Support publishing Composer package to one central GitLab project
When comparing GitLab's Package offering to solutions like Artifactory or Nexus, a key missing feature is virtual registries. A virtual registry allows you to group many other repositories behind a single URL, to make distributing packages easier at large organizations.
GitLab does not yet support this feature. But, as a workaround, we suggest to customers that they use a single project to store all of their packages. This allows the customer to simplify their workflows and still use a single URL.
Problem to solve
We can't use an empty project to host a set of composer packages as described in https://docs.gitlab.com/ee/user/packages/workflows/project_registry.html. This is understandable. When a composer package is pushed or better said "registered", the endpoint will inspect the git tags of the given project but in this case, the project is empty.
Update the API endpoint for the publish action so that a
project_id can be passed. This way, users will be able to tell the API: "hey my composer package is on git tag X but the tag is actually on project P". That
project_id will then need to be persisted so that when the package is pulled, the backend knows that this package is referencing a tag that is in an other project than the current one.
Another way to solve this would be to create a package file that is the archive of the target git tag. When the publish API endpoint is called, it should enqueue a background job that will pull the git tag from the target project and create a package file with the corresponding archive. When the package is pulled, it's just a matter of reading the package file and return it.
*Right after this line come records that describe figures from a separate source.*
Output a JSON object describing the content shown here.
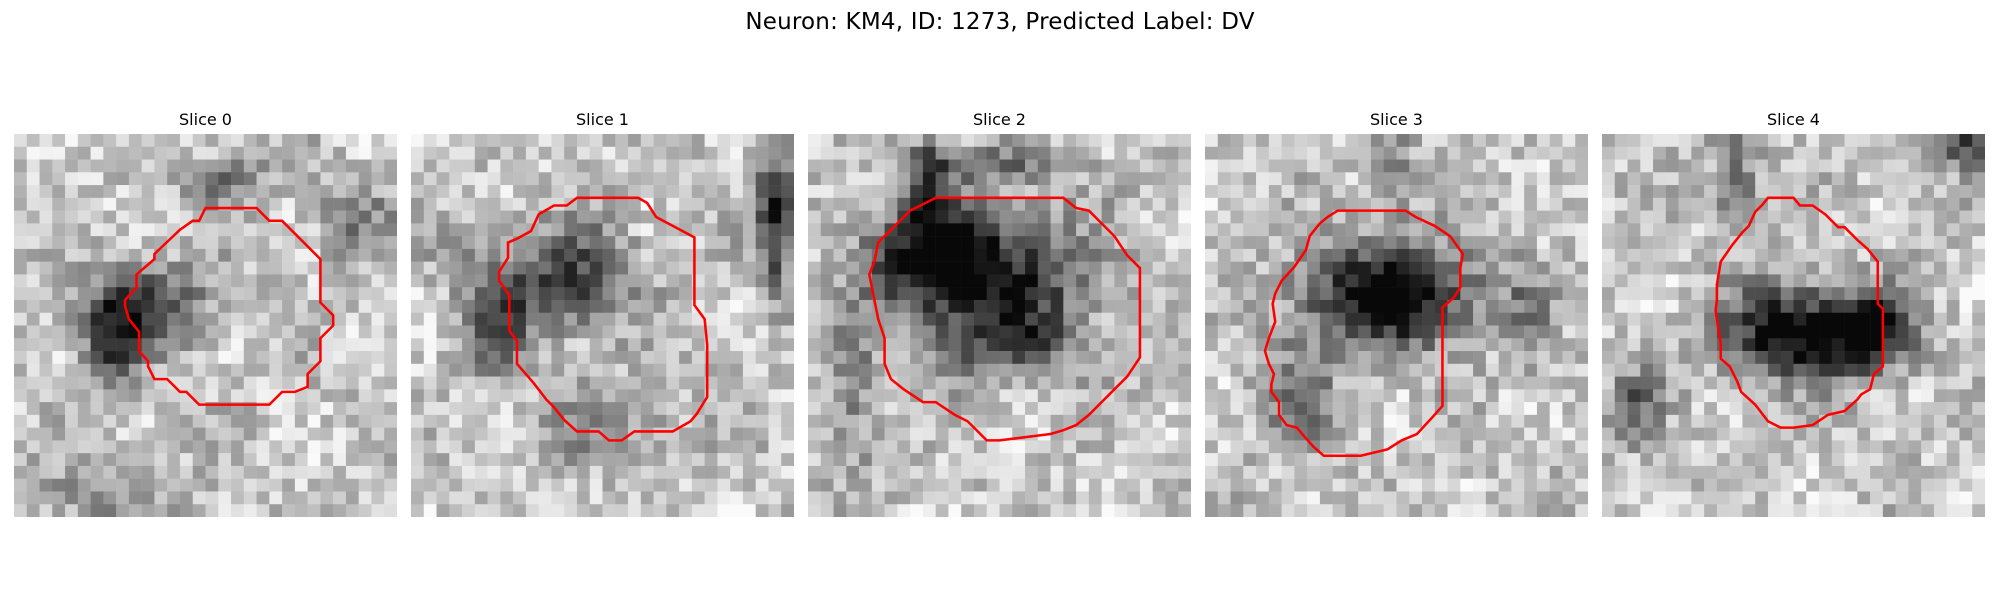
{
  "figure": {
    "title": "Neuron: KM4, ID: 1273, Predicted Label: DV"
  },
  "panels": [
    {
      "title": "Slice 0"
    },
    {
      "title": "Slice 1"
    },
    {
      "title": "Slice 2"
    },
    {
      "title": "Slice 3"
    },
    {
      "title": "Slice 4"
    }
  ],
  "colors": {
    "contour": "#ff0000",
    "background": "#ffffff"
  }
}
This would the load on Gitaly as the package file would act as a cache for the archive file. As in any cache, we would need to define when to remove that package file. The only way here is to add a callback to the git tag operations endpoints. When a tag is destroyed, we should destroyed any package file linked to it. This is a more complex solution but the approach is re-usable for other package types, namely, Go packages.
- Update the documentation be register vs. publish a package which is more accurate and less confusing.